One reason may be that many Filipinos feel there is no other way to fight drugs beyond brute force. Another may be that Duterte's campaign has had an immediate effect. Police say crime has fallen in some areas by nearly half, and neighborhoods once overrun with drug dealers are safer than they've been in years.
GUNSHOTS IN THE DARK
On the night of Sept. 5, Marcelo parked his rickshaw at a small roadside kiosk, where he had stopped to buy essentials for the morning — coffee for his family, chocolate drinking powder for his kids.
When Malvin Balingatan, who worked at the shop, leaned forward to hand him change, shots rang out, according to a copy of the police report obtained by The Associated Press.
It was 10:05 p.m.
As Balingatan ducked out of the way, he caught a glimpse of the killers receding into the darkness: two men in black on a motorcycle, helmets covering their faces.
Marcelo managed to run 10 or 15 meters (yards) to the corner, where more shots were fired before he collapsed on the pavement.
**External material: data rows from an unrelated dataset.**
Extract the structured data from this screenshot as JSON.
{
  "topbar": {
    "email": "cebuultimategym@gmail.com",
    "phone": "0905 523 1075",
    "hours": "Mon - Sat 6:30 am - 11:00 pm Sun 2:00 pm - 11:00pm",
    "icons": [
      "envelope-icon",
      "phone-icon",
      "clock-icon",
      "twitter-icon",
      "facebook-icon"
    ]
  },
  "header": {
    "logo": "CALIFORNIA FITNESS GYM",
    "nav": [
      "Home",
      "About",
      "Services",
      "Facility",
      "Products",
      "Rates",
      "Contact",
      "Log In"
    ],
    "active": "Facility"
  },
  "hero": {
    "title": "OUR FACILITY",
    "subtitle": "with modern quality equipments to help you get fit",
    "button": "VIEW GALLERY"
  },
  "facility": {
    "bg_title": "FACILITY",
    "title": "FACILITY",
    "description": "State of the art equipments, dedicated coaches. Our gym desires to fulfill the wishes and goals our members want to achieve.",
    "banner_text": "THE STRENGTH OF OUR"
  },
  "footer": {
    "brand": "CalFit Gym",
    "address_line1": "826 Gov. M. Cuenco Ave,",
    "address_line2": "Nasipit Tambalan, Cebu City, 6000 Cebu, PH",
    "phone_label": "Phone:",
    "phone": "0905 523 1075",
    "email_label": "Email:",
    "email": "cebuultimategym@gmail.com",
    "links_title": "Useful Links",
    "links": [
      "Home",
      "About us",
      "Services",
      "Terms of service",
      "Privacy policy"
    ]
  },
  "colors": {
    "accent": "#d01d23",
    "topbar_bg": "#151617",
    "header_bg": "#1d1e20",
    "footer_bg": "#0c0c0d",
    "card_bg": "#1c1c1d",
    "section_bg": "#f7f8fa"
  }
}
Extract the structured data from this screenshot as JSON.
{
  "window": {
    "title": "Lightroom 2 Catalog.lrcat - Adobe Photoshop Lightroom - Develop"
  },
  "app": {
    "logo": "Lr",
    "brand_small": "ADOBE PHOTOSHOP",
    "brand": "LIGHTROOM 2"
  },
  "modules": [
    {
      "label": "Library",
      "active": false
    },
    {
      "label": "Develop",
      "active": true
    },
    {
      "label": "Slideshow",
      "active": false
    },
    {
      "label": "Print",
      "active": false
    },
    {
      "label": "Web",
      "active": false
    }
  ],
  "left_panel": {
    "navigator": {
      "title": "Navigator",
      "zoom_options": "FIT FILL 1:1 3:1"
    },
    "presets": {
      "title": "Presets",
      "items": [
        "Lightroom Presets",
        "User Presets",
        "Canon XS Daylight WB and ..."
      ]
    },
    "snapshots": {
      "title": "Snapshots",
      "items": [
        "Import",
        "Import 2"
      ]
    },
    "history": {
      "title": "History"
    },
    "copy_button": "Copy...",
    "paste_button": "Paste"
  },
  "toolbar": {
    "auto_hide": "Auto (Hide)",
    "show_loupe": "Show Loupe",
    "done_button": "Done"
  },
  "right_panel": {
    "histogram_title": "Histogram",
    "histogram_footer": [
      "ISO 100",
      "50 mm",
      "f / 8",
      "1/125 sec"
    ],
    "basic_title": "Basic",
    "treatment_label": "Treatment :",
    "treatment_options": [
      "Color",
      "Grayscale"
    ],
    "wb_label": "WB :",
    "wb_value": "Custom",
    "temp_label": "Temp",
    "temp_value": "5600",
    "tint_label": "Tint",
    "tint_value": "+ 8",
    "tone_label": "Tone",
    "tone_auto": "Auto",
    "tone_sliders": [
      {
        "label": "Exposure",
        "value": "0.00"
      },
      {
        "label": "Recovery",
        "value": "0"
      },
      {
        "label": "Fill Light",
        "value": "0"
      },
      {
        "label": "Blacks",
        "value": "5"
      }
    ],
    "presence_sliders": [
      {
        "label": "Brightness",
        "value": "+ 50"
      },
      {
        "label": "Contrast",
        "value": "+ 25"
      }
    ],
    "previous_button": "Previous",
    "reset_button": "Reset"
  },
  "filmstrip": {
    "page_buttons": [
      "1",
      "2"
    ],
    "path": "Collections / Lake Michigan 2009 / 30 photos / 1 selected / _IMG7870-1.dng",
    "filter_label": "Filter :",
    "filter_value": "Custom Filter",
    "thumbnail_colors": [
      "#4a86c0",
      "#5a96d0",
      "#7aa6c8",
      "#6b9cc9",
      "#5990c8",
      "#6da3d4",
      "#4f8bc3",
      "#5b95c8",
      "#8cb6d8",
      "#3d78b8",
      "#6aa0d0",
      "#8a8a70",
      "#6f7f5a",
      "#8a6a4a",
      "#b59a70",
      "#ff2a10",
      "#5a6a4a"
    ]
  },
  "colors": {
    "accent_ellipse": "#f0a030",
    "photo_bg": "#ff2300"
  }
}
His mother, who had dutifully accompanied him that night and was cowering in the back of the tricycle, screamed out.
"My son! My son!"
At their family home, a five-minute walk away, Soriano broke the news to Betchie. Marcelo's children appeared, woken by the chaos and the crying.
"Where's Daddy?" one of them asked. "Where's Daddy?"
"He's gone," Betchie replied, tears streaming down her cheeks.
By the time Betchie got to the scene, Marcelo — her Marcelo — was sprawled face-down in a pool of blood, his body lit by a halo of light from a bank of television cameras.
A crowd had gathered, held back just behind a strip of yellow police tape that blocked the road. They stared silently at Marcelo's closed eyes, the blood stain on the back of his yellow shirt, the 13 numbered signs investigators had placed in the road beside each spent bullet.
Just beside Marcelo's limp fingertips was a small translucent packet of white methamphetamines.
'WE DON'T WANT ANY TROUBLE'
Three days after the shooting, Betchie's boys are home playing video games on a cellphone beside the open casket that holds Marcelo.
Betchie is thinking about their life together. She is trying not to cry.
"I keep wondering what will happen to me, to my children," she says, explaining that her 39-year-old husband was their family's sole breadwinner. "All we can do now is pray."
Her mother-in-law insists the drugs found at Marcelo's fingertips weren't his — and weren't there when he died. She doesn't know who put them there, or why.
Everything he had been holding — the coffee, the chocolate powder — had scattered across the ground when the first shots rang out. If he was running for his life, how could he have held on to shabu, she asks, but dropped the rest?
She won't bring it up with the police, though, because "we don't want any trouble," she says. "What's the point? What for?"
There is a certain shame that hangs over the families of slain drug users here, and most don't know where to turn for help. Few trust the country's notoriously corrupt police. Pointing fingers at killers who are still at large would also carry great risk.
Betchie says she still hopes they find who did this. But her voice is tinged with resignation. She is looking down, eyes half closed.
The vast majority of vigilante murders in the Philippines remain unsolved, and police say this case is no different. They have no leads.
Outside on the street, Marcelo's rickshaw is parked on the curb, empty and quiet. A pair of red and blue wrist bands are wrapped around its headlight and speedometer, propaganda from the election campaign.
Each is inscribed with seven white letters: D U T E R T E.
Text from the AP news story, In Philippine drug war, a family struggles to stay safe, by Todd Pitman.
AP journalists Teresa Cerojano and Aaron Favila contributed to this report.